For the love of food

Remembering Alan Watts’ food essay, ‘Murder in the Kitchen’

I don’t think many people are reading him these days, but one of my favorite essays about food is by Alan Watts, a guy who garnered his fame by writing about Buddhism, mostly the Zen variety. In an essay he called “Murder in the Kitchen,” Watts wrote about how misguided Americans are when it comes to their relationship with food, and most other elements of the material world, for that matter. Watts wrote the essay in the early 1970s, and it was first published in Playboy magazine, of all places, but it remains relevant even all these decades later, and it raises some enduring questions about how best to live out our time on this earthly sphere.

As a man and as a philosopher, Watts was a sensualist. He celebrated the physical and material present, and his essay laments the fact that most Americans seldom visit their lives at all, seldom take the time to be present in the present. Our failures to value and treasure the immediacy and sensuality of life’s joys lead us to a host of evils that contribute to the ruination of the world around us.

To offset the harm we do to sustain ourselves in a world where our continued existence is purchased through the death of other living things, Watts offers a few words of advice about minimizing the pain—to our consciences, to our fellow creatures and to the planet.

“Every form of life killed for food,” Watts wrote, “must be husbanded and cherished on the principle of ‘I love you so much I could eat you,’ from which it should follow that ‘I eat you so much that I love you.’ ”

If such words were heeded, we would not be strip-mining the oceans of their fisheries, and we would not be engaged in the myriad unnecessary cruelties routinely practiced in the factory farming of millions of chickens and pigs we consume each day.

Beyond the macro issues of food production, Watts also quotes the ancient Chinese philosopher Lin Yu Tang, who wrote: “If a chicken has been killed and it is not cooked properly, that chicken has died in vain.”
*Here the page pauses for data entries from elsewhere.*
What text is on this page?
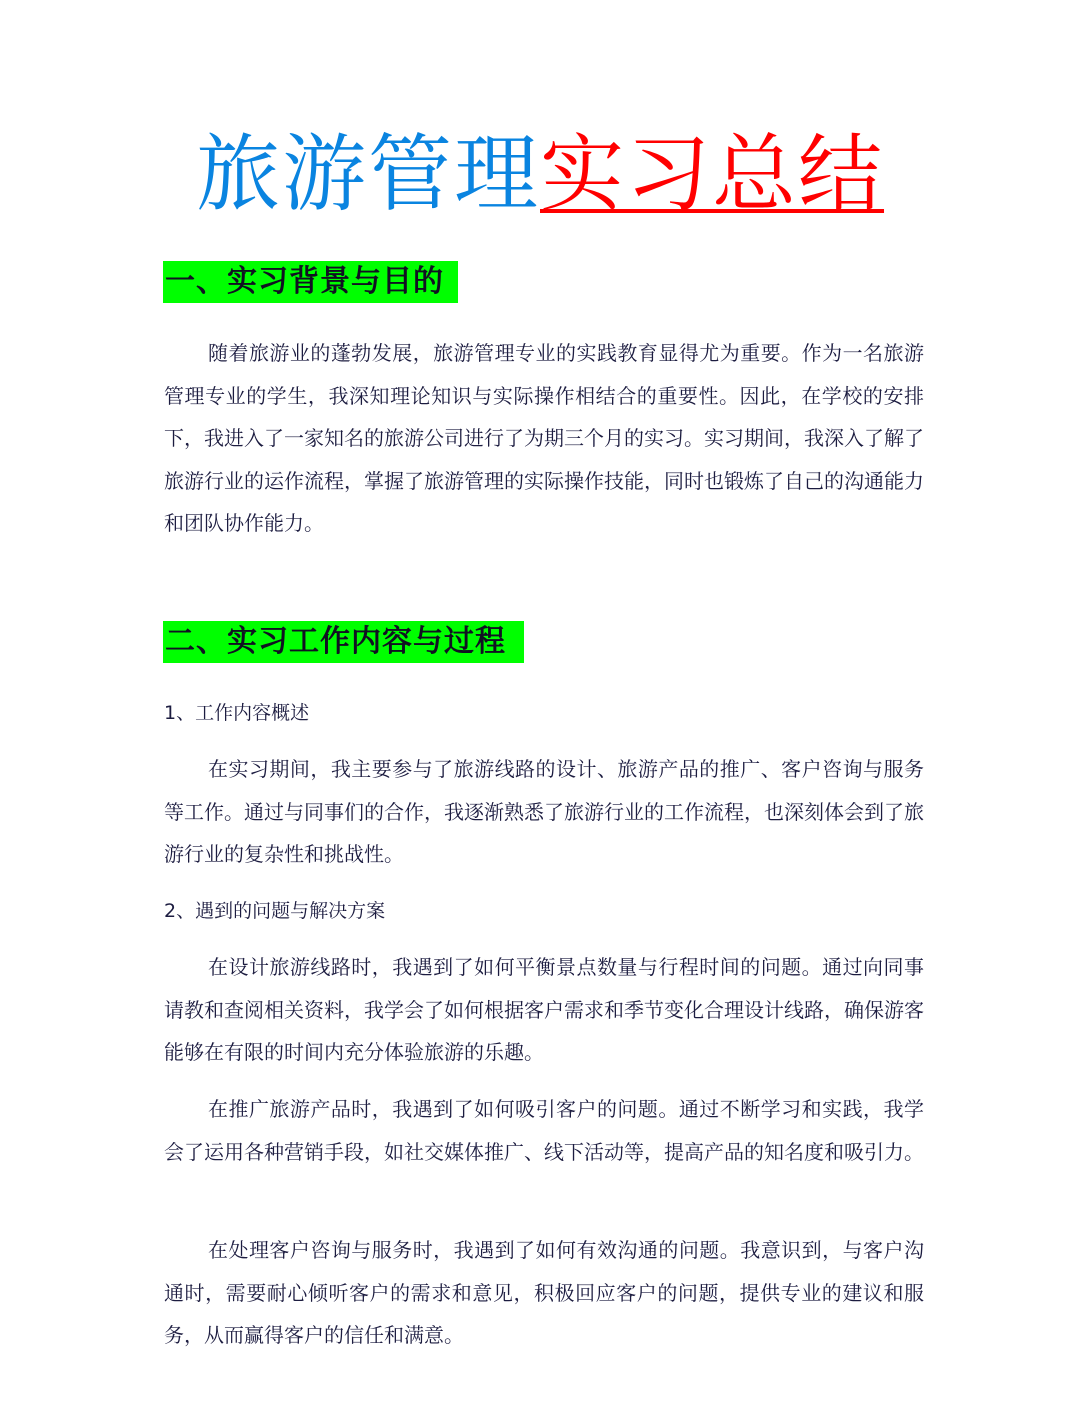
旅游管理实习总结
一、实习背景与目的

随着旅游业的蓬勃发展，旅游管理专业的实践教育显得尤为重要。作为一名旅游管理专业的学生，我深知理论知识与实际操作相结合的重要性。因此，在学校的安排下，我进入了一家知名的旅游公司进行了为期三个月的实习。实习期间，我深入了解了旅游行业的运作流程，掌握了旅游管理的实际操作技能，同时也锻炼了自己的沟通能力和团队协作能力。

二、实习工作内容与过程
1、工作内容概述

在实习期间，我主要参与了旅游线路的设计、旅游产品的推广、客户咨询与服务等工作。通过与同事们的合作，我逐渐熟悉了旅游行业的工作流程，也深刻体会到了旅游行业的复杂性和挑战性。

2、遇到的问题与解决方案

在设计旅游线路时，我遇到了如何平衡景点数量与行程时间的问题。通过向同事请教和查阅相关资料，我学会了如何根据客户需求和季节变化合理设计线路，确保游客能够在有限的时间内充分体验旅游的乐趣。

在推广旅游产品时，我遇到了如何吸引客户的问题。通过不断学习和实践，我学会了运用各种营销手段，如社交媒体推广、线下活动等，提高产品的知名度和吸引力。

在处理客户咨询与服务时，我遇到了如何有效沟通的问题。我意识到，与客户沟通时，需要耐心倾听客户的需求和意见，积极回应客户的问题，提供专业的建议和服务，从而赢得客户的信任和满意。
Watts wrote his essay—which really is worth reading in its entirety—not long after the Beatles did a world-wide telecast by satellite, the first of its kind, singing “All You Need Is Love” to a global audience of more than a million listeners. And though it may seem simplistic, and even simple minded, love is the answer. For Watts, and lots of others, that love begins in the kitchen, with the food we prepare and share with one another. Grow it with love, harvest it with love, prepare it with love and share it with love. It just may be our only hope

There is nothing more satisfying than cooking for people we love. As a writer, I spend far too much time in my head, but cooking requires that I be present in the moment, forces me to pay attention to the here and now. The tactility of slicing onions, the aroma of butter in the pan, the sound of stock bubbling on the stove, the color of peppers on the cutting board, the taste of salt on the tongue, all the senses brought to full life in that little triangle of space between the sink, the stove, and the refrigerator.
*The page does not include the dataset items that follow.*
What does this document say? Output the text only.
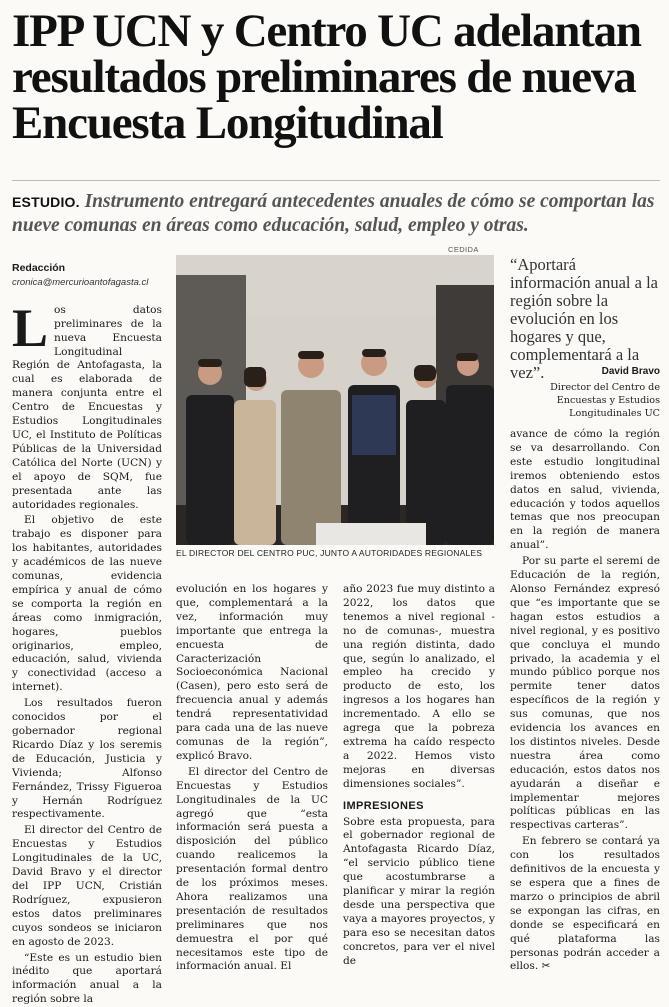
IPP UCN y Centro UC adelantan resultados preliminares de nueva Encuesta Longitudinal
ESTUDIO. Instrumento entregará antecedentes anuales de cómo se comportan las nueve comunas en áreas como educación, salud, empleo y otras.
Redacción
cronica@mercurioantofagasta.cl

Los datos preliminares de la nueva Encuesta Longitudinal Región de Antofagasta, la cual es elaborada de manera conjunta entre el Centro de Encuestas y Estudios Longitudinales UC, el Instituto de Políticas Públicas de la Universidad Católica del Norte (UCN) y el apoyo de SQM, fue presentada ante las autoridades regionales.

El objetivo de este trabajo es disponer para los habitantes, autoridades y académicos de las nueve comunas, evidencia empírica y anual de cómo se comporta la región en áreas como inmigración, hogares, pueblos originarios, empleo, educación, salud, vivienda y conectividad (acceso a internet).

Los resultados fueron conocidos por el gobernador regional Ricardo Díaz y los seremis de Educación, Justicia y Vivienda; Alfonso Fernández, Trissy Figueroa y Hernán Rodríguez respectivamente.

El director del Centro de Encuestas y Estudios Longitudinales de la UC, David Bravo y el director del IPP UCN, Cristián Rodríguez, expusieron estos datos preliminares cuyos sondeos se iniciaron en agosto de 2023.

“Este es un estudio bien inédito que aportará información anual a la región sobre la

CEDIDA
EL DIRECTOR DEL CENTRO PUC, JUNTO A AUTORIDADES REGIONALES

evolución en los hogares y que, complementará a la vez, información muy importante que entrega la encuesta de Caracterización Socioeconómica Nacional (Casen), pero esto será de frecuencia anual y además tendrá representatividad para cada una de las nueve comunas de la región”, explicó Bravo.

El director del Centro de Encuestas y Estudios Longitudinales de la UC agregó que “esta información será puesta a disposición del público cuando realicemos la presentación formal dentro de los próximos meses. Ahora realizamos una presentación de resultados preliminares que nos demuestra el por qué necesitamos este tipo de información anual. El

año 2023 fue muy distinto a 2022, los datos que tenemos a nivel regional -no de comunas-, muestra una región distinta, dado que, según lo analizado, el empleo ha crecido y producto de esto, los ingresos a los hogares han incrementado. A ello se agrega que la pobreza extrema ha caído respecto a 2022. Hemos visto mejoras en diversas dimensiones sociales”.

IMPRESIONES

Sobre esta propuesta, para el gobernador regional de Antofagasta Ricardo Díaz, “el servicio público tiene que acostumbrarse a planificar y mirar la región desde una perspectiva que vaya a mayores proyectos, y para eso se necesitan datos concretos, para ver el nivel de

“Aportará información anual a la región sobre la evolución en los hogares y que, complementará a la vez”.	David Bravo
Director del Centro de Encuestas y Estudios Longitudinales UC

avance de cómo la región se va desarrollando. Con este estudio longitudinal iremos obteniendo estos datos en salud, vivienda, educación y todos aquellos temas que nos preocupan en la región de manera anual”.

Por su parte el seremi de Educación de la región, Alonso Fernández expresó que “es importante que se hagan estos estudios a nivel regional, y es positivo que concluya el mundo privado, la academia y el mundo público porque nos permite tener datos específicos de la región y sus comunas, que nos evidencia los avances en los distintos niveles. Desde nuestra área como educación, estos datos nos ayudarán a diseñar e implementar mejores políticas públicas en las respectivas carteras”.

En febrero se contará ya con los resultados definitivos de la encuesta y se espera que a fines de marzo o principios de abril se expongan las cifras, en donde se especificará en qué plataforma las personas podrán acceder a ellos. ✂
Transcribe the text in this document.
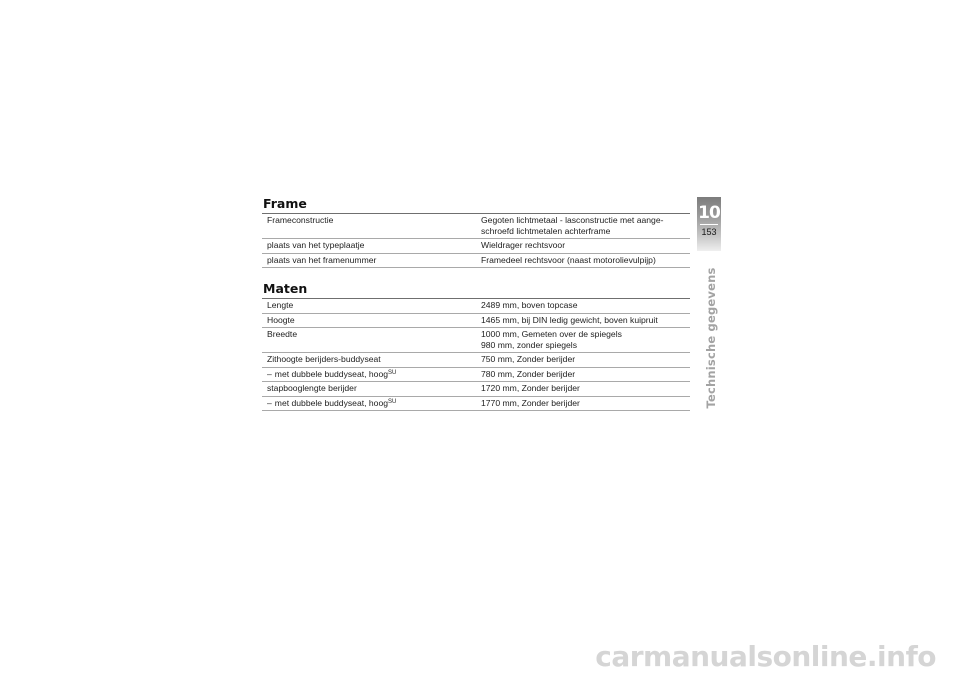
Frame
Frameconstructie	Gegoten lichtmetaal - lasconstructie met aange-
schroefd lichtmetalen achterframe
plaats van het typeplaatje	Wieldrager rechtsvoor
plaats van het framenummer	Framedeel rechtsvoor (naast motorolievulpijp)
Maten
Lengte	2489 mm, boven topcase
Hoogte	1465 mm, bij DIN ledig gewicht, boven kuipruit
Breedte	1000 mm, Gemeten over de spiegels
980 mm, zonder spiegels
Zithoogte berijders-buddyseat	750 mm, Zonder berijder
– met dubbele buddyseat, hoog$^{SU}$	780 mm, Zonder berijder
stapbooglengte berijder	1720 mm, Zonder berijder
– met dubbele buddyseat, hoog$^{SU}$	1770 mm, Zonder berijder
10
153
Technische gegevens
carmanualsonline.info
And then, when the chopping, slicing, stirring and blending are done, there is the pleasure of watching my grown daughters enjoying what I have made for them, accepting the offering of love that comes not through the abstraction of words, but through the sensual and material reality on the plates.

In the words of Watts, “a good cook broods over the range like a doting mother, or like an alchemist distilling the elixir of immortality from rare herbs … For the cook is, after all, a priest offering sacrifice, and the stove is an altar.”
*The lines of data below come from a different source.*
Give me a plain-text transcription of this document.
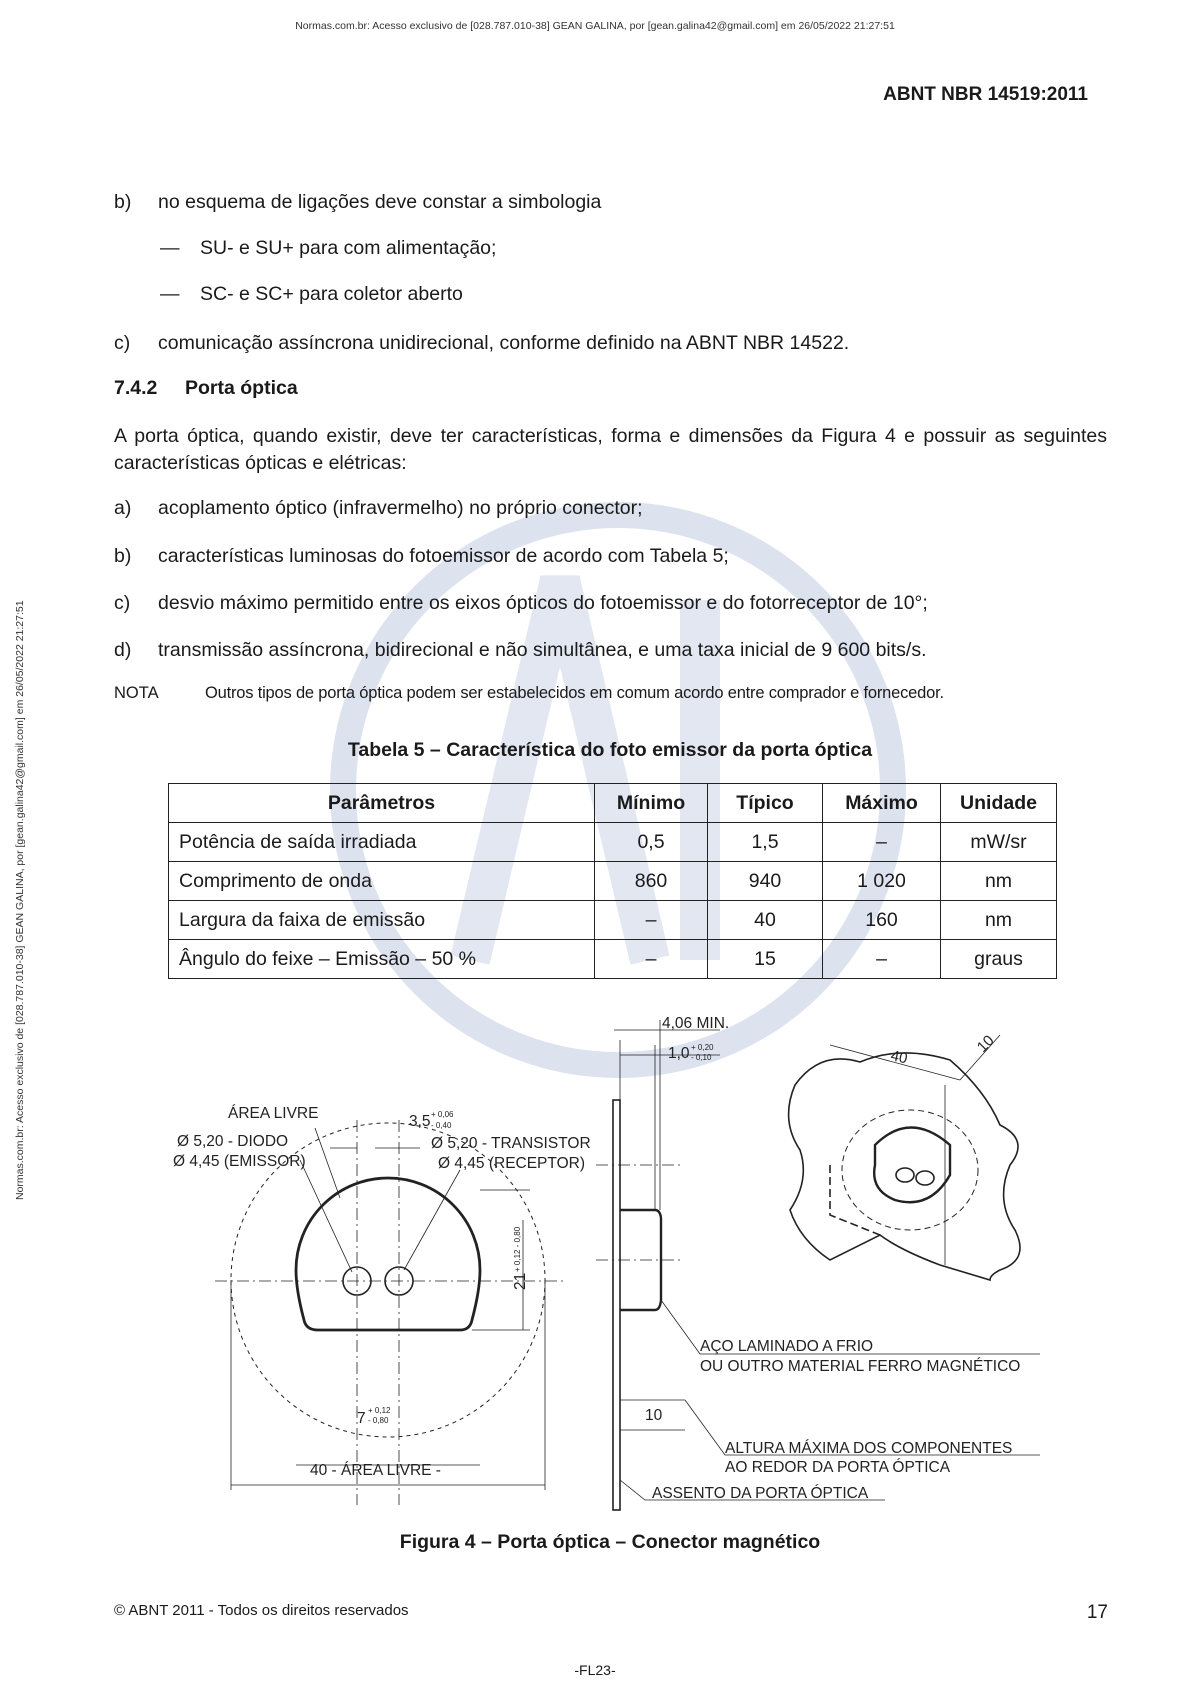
Normas.com.br: Acesso exclusivo de [028.787.010-38] GEAN GALINA, por [gean.galina42@gmail.com] em 26/05/2022 21:27:51
Normas.com.br: Acesso exclusivo de [028.787.010-38] GEAN GALINA, por [gean.galina42@gmail.com] em 26/05/2022 21:27:51
ABNT NBR 14519:2011
b) no esquema de ligações deve constar a simbologia
— SU- e SU+ para com alimentação;
— SC- e SC+ para coletor aberto
c) comunicação assíncrona unidirecional, conforme definido na ABNT NBR 14522.
7.4.2 Porta óptica
A porta óptica, quando existir, deve ter características, forma e dimensões da Figura 4 e possuir as seguintes características ópticas e elétricas:
a) acoplamento óptico (infravermelho) no próprio conector;
b) características luminosas do fotoemissor de acordo com Tabela 5;
c) desvio máximo permitido entre os eixos ópticos do fotoemissor e do fotorreceptor de 10°;
d) transmissão assíncrona, bidirecional e não simultânea, e uma taxa inicial de 9 600 bits/s.
NOTA	Outros tipos de porta óptica podem ser estabelecidos em comum acordo entre comprador e fornecedor.
Tabela 5 – Característica do foto emissor da porta óptica
Parâmetros	Mínimo	Típico	Máximo	Unidade
Potência de saída irradiada	0,5	1,5	–	mW/sr
Comprimento de onda	860	940	1 020	nm
Largura da faixa de emissão	–	40	160	nm
Ângulo do feixe – Emissão – 50 %	–	15	–	graus
ÁREA LIVRE
Ø 5,20 - DIODO
Ø 4,45 (EMISSOR)
3,5 + 0,06
- 0,40
Ø 5,20 - TRANSISTOR
Ø 4,45 (RECEPTOR)
21
+ 0,12 - 0,80
7 + 0,12
- 0,80
40 - ÁREA LIVRE -
4,06 MIN.
1,0 + 0,20
- 0,10	40
10
AÇO LAMINADO A FRIO
OU OUTRO MATERIAL FERRO MAGNÉTICO
10
ALTURA MÁXIMA DOS COMPONENTES
AO REDOR DA PORTA ÓPTICA
ASSENTO DA PORTA ÓPTICA
Figura 4 – Porta óptica – Conector magnético
© ABNT 2011 - Todos os direitos reservados	17
-FL23-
All of which makes cooking devotional, makes eating a sacrament and a celebration. What we celebrate is love. Without it, consumption is empty, and life becomes self mockery.

So, the next time you find yourself tempted to just fling something into the microwave, think of the pleasures of the moment you’re squandering, and the life you’re wasting—yours, and those of the plants and animals whose lives were terminated to provide you these moments that might have offered more than fuel if you’d only taken the time to savor the time you have.